Matter muss raus aus den Kinderschuhen
Fragt man bei Urs Columberg, dem Chef und Besitzer vom Zürcher Traditionsunternehmen Heinz Bär Elektro-Anlagen, nach dem App-Wildwuchs, den Interoperabilitätsproblemen und Matter, stellt er kurz und bündig fest, dass ein gemeinsamer Nenner gefunden werden müsse. In Sachen Smarthome «herrscht ein Durcheinander und es gibt zu viele Anbieter». Schwierig schätzt er zudem die Diskussion um den App-Wildwuchs ein, zumal immer mehr smarte Geräte zum festen Bestandteil unseres Alltags geworden sind, der längst intelligente Lampen, Storen, Heizung, Türschloss oder Waschmaschine und PV-Anlage umfasst. «Es ist wirklich ein Dschungel. Für eine kleine Einfamilienhaus-Lösung mit nur wenigen Geräten spielt es nicht so eine grosse Rolle, was der User auswählt. Schwieriger wird es aber bei der Anbindung von Haustechnik wie die Heizung und manches andere», so Columberg.
Die Standardisierung über das Matter-Protokoll, schiebt er nach, sei «ein wichtiger Schritt, da es immer einen Graben gab, zwischen den verschiedenen Systemen». Allerdings fehle es noch an Matter-zertifizierten Lösungen, die für die Steuerung aller Haussysteme über eine App via iOS und Android einsetzbar sind. Bestehende Standardisierungsansätze müssten weiter ausgebaut werden, was sicher auch noch mehr Zeit benötige, schiebt Columberg nach.

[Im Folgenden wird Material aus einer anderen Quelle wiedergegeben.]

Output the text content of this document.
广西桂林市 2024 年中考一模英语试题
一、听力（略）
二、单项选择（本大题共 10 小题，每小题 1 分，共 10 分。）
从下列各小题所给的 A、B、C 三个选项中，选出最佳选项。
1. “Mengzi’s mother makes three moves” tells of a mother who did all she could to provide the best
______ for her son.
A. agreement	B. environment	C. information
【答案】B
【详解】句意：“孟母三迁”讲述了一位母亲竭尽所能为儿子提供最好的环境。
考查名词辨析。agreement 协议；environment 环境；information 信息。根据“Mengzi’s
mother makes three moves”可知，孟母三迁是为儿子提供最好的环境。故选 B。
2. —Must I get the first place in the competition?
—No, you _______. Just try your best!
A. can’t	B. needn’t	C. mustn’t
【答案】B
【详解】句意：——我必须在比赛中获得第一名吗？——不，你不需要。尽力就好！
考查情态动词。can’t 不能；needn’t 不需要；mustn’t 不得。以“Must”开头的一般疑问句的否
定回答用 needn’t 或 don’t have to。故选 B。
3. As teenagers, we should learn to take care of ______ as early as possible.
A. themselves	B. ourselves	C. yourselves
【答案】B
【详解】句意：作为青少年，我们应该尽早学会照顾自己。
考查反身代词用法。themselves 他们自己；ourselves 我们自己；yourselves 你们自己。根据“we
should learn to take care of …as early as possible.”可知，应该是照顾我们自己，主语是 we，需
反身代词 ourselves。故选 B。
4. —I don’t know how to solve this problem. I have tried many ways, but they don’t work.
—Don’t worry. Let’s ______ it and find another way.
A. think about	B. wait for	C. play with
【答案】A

Angedeutet wird hier der zunächst recht zaghafte Start des Smarthome-Standards vor knapp zwei Jahren. Obwohl von Techriesen wie Amazon, Apple, Google und Samsung gepusht, wurden kaum Matter-kompatible Geräte verfügbar gemacht. Das hat sich nicht zuletzt mit der Matter-Version 1.2 zwar deutlich geändert, hat aber noch längst nicht zu einer standardisierten Steuerung über alle Systeme hinweg geführt. Hier gibt es noch viel zu tun für die Connectivity Standards Alliance (CSA), die Matter verantwortet.
Geschlossen und offen – «geschloffene» Systeme
Interessant ist die Positionierung des österreichischen Branchenprimus Loxone.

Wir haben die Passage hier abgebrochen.